Every observant man must, we think, allow that mankind stand in a more peculiar relation to spiritual things than they have hitherto done. Spiritual things are at once nearer to us and less certain; we feel them folding closer about us, and in another moment we doubt them altogether; in proportion as they seem within our reach, is the terror mixed with our disappointment when we attempt to grasp them. Tennyson has expressed, in the most daring manner, the utmost intensity of this feeling:

"That which we dare invoke to bless ;

Our dearest faith; our ghastliest doubt;
He, They, One, All; within, without;
The Power in darkness whom we guess."

More intimate spiritual convictions may in former times have possessed individual souls, but there never was a time when the invisible world occupied the thoughts and mingled itself with the daily interests of so large a mass of men as now. When another world was, to living and

dead alike, a future world, was relegated in universal opinion to a period beyond the undated sleep of the grave, men believed in it with less difficulty, and lived less concerned by it. Now there are a mass of minds who cannot conceive it as merely future; it is another coexistent world, occupied by the same vital interests as our own, and separated from us by a veil at once thin and impenetrable. And with the growing sense of its closeness and its importance have grown the eagerness of our questionings, the impatience of our uncertainties, the bold and face-to-face grappling of our doubts. Every now and then a new medicine is discovered; it is a specific; we indulge the hope that a disease is destroyed; and for a time it seems to work cures proportioned to its reputation.
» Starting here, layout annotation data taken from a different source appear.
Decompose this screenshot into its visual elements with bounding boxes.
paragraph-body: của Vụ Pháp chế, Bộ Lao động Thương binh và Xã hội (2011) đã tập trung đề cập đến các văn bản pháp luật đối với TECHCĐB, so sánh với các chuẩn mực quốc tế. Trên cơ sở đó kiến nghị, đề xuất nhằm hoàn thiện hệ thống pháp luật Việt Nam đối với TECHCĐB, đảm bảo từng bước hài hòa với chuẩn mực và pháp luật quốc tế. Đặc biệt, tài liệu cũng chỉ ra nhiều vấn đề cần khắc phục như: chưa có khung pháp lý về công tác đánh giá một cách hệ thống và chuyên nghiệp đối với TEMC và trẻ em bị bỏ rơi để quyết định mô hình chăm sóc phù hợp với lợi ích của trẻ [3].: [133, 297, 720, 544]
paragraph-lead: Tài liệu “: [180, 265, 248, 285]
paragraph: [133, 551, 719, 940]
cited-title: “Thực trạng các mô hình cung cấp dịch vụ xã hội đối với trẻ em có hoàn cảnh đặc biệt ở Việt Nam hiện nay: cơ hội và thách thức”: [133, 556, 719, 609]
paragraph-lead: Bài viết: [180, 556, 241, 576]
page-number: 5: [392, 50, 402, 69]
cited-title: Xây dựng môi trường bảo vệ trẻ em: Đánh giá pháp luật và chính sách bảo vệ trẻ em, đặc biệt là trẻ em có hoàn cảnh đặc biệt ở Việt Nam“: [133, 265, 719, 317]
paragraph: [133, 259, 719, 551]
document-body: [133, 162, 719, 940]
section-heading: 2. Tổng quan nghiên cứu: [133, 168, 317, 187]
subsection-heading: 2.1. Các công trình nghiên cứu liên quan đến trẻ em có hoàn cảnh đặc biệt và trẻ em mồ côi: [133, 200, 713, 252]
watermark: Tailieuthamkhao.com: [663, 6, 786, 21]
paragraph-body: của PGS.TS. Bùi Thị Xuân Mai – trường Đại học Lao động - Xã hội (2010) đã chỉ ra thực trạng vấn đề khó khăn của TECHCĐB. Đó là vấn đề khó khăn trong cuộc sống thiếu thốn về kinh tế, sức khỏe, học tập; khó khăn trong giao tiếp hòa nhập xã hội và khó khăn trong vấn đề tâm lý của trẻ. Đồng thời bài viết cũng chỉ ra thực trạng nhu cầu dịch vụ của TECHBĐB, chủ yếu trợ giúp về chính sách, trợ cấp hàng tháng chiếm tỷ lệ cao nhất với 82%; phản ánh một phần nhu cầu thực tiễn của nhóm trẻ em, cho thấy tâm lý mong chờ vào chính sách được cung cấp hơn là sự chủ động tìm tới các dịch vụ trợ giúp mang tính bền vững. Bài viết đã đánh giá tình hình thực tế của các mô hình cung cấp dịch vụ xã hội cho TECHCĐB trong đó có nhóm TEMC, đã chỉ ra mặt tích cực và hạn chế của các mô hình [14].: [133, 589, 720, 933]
But before long there comes a reaction; it is found to fail; it seems to lose its virtue, even to become powerless, and falls into utter disrepute. And so how many books have been written to prove that which men most desire to believe, how eagerly have they been welcomed, how wilfully believed! how have thousands rested on them, who never read them, through their faith in those who have been truly convinced by them! Then, as the number spreads of those who judge for themselves, there are seen some who find they do not touch their symptoms. The rumour spreads that they are not infallible, and the gloom is proportioned to the over-confident hope. How many hands have been pierced by leaning on Paley's Theology! And it is the same of those who strive to disprove. How many a desperate charge has flattered itself it should cut through to the very standard of faith, and rushed on to be broken like breaking water, yet leaving terrible memorials of its power! Backwards and forwards rolls the tide of battle, and in proportion as the infantry of Trust wins its slow and painful steps forward, the more desperate and overwhelming seem the onslaughts of the enemy.